Mims is a major loss. But with almost everyone else returning, barring major injuries or schematic hiccups, Baylor’s offense will likely improve in 2020. Baylor similarly only lost a few starters after 2018 including the major loss of WR Jalen Hurd but the Baylor O improved from 39th to 28th.
There are of course possibilities where the Baylor offense stagnates or even severely declines, but when thinking about expectations you have to stick with the most likely scenarios, otherwise you just devolve into a thousand different contingencies.
For the sake of my argument, I will assume that Baylor’s offense stays the exact same in 2020. This means that all of the decline will likely have to come from the defense.
Baylor’s 2020 Defense
Baylor’s defense finished 18th in defensive SP+ last year with a rating of 17.3 (for defensive rating, because it is adjusted points per game, lower is better). Remember, for Baylor to fall into that 35th to 50th range of overall SP+, likely putting them in that “fighting for bowl eligibility” territory, they need to fall by ~12 adjusted points per game. With the offense staying the same, that means the defense needs to be about 12 points per game worse.
This would put their defensive SP+ rating around 28-30. Teams with this defensive rating are typically ranked 60th-70th in defensive SP+. That is a long way for Baylor to fall from their 18th ranked 2019 defense.
To be sure, Baylor loses a metric ton from their 2019 defense. 9 starters, all of whom had great seasons. Some decline is definitely expected, the question is how much.
Baylor’s 2020 defense will probably have 7 or 8 upperclassmen starters. They are relatively inexperienced, but because Snow and Rhule liked to rotate so many guys many of them have seen significant playing time even if they haven’t started before.

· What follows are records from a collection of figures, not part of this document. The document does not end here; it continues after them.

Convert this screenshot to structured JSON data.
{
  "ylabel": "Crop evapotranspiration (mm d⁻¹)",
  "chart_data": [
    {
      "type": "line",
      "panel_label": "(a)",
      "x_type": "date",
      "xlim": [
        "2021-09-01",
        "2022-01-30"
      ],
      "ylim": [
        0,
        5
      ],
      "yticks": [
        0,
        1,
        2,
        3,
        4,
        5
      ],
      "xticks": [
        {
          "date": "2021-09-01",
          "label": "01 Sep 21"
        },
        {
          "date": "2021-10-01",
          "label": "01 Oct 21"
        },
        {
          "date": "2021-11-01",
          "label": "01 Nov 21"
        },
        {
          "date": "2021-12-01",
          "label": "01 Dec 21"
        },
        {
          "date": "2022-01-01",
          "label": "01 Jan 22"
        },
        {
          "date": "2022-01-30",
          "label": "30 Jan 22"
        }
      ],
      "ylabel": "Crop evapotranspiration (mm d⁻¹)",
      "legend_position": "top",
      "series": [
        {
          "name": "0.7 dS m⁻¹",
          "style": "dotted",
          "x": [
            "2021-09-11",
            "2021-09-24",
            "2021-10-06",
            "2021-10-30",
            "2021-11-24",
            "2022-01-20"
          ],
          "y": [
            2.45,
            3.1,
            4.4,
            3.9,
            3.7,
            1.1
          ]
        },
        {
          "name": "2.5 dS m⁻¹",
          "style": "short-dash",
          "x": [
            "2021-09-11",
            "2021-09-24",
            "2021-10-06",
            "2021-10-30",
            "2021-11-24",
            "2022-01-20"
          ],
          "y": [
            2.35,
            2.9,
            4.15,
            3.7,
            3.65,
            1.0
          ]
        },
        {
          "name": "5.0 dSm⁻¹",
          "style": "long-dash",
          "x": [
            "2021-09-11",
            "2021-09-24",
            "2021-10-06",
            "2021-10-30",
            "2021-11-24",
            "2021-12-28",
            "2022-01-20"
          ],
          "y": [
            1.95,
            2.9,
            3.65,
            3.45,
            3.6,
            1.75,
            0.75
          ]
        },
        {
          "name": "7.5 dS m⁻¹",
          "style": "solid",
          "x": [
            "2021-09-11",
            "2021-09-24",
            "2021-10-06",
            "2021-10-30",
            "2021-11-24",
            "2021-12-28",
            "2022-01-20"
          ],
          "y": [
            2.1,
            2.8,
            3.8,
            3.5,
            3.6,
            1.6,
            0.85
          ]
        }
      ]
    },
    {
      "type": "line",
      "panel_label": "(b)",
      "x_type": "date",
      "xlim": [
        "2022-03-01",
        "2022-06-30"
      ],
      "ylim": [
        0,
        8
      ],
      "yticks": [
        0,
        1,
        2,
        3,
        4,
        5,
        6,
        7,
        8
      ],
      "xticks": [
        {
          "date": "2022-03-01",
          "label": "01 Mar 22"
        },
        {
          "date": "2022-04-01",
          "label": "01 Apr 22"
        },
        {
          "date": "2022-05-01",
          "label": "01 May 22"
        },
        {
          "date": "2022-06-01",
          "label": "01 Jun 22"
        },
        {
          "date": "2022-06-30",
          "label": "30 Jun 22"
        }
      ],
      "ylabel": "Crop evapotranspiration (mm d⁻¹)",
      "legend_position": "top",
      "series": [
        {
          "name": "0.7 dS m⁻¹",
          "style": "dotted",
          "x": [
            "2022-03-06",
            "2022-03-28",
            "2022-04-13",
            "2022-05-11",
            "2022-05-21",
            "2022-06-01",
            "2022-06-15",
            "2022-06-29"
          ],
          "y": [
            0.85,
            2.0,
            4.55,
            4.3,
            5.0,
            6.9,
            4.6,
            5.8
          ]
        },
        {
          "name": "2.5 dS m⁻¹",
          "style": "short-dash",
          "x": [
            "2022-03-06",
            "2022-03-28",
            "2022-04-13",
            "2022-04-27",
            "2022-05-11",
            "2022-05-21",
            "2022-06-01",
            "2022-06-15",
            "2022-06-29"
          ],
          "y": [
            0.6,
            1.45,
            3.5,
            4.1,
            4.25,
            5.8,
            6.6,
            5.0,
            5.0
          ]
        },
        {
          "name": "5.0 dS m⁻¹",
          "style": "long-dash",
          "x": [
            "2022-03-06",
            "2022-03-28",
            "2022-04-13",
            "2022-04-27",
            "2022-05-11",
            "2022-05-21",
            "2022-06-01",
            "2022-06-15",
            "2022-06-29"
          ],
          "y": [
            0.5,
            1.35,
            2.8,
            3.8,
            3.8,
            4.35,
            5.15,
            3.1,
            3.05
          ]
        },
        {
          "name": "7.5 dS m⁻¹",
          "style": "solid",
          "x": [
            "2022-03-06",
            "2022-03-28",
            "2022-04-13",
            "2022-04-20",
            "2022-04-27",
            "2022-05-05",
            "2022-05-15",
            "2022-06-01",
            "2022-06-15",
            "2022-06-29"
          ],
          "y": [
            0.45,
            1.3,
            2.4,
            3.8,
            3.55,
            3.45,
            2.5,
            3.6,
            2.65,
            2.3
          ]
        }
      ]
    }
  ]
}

Furthermore, there isn’t any available evidence that you should expect a dip in Aranda’s first year because of scheme implementation. When Aranda joined Utah State in 2012 their previous three defenses under Gary Andersen were atrocious, but Aranda took a D with 8 upperclassmen starters from 86th to 31st in defensive SP+. Wisconsin was great on D before Aranda arrived but he still improved them in year one. LSU had dipped down to 34th in defensive SP+ the year prior to Aranda and he brought them up to 2nd in his first year there. Thus, there is no available evidence that Aranda will crater a defense to implement his scheme like you see from some coaches.
Some Decline Should Be Expected. But I Don’t Expect Baylor To Be Fighting for Bowl Eligibility
With Baylor’s offense looking like it will improve or at least stay the same, most of the expected decline for the 2020 Bears will come on the defensive side of the ball. I don’t think that Aranda, with his extensive defensive background, is going to oversee a Baylor defense which dips into the 50s or 60s nationally. Possible? Yes. But we are talking expectations here; i.e., most likely scenarios.
I think the most likely scenario is something like an offense ranked around 20th nationally combined with a defense somewhere around 40th. That’s still a significant defensive decline—around 7 points per game—but not the cratering necessary for Baylor to fall into the 50s or 60s. Some 2019 teams similar to that were Indiana, who finished 8-5 with the 22nd ranked offense and 43rd ranked defense, or North Carolina who finished 7-6 with the 25th best offense and 44th ranked defense.
As I stated previously, there are a thousand different contingencies. What if Brewer can’t play anymore or gets hurt? A rash of other injuries? Transfers (either players coming in or leaving)? There’s a lot to consider. It is also silly to only focus on the negative contingencies when there are so many positive ones as well (e.g., what if Baylor’s offense really takes off returning so much production and infused with new coaches?). But with the best available information at this time, I wouldn’t expect Baylor to dip too far off what they were in 2019.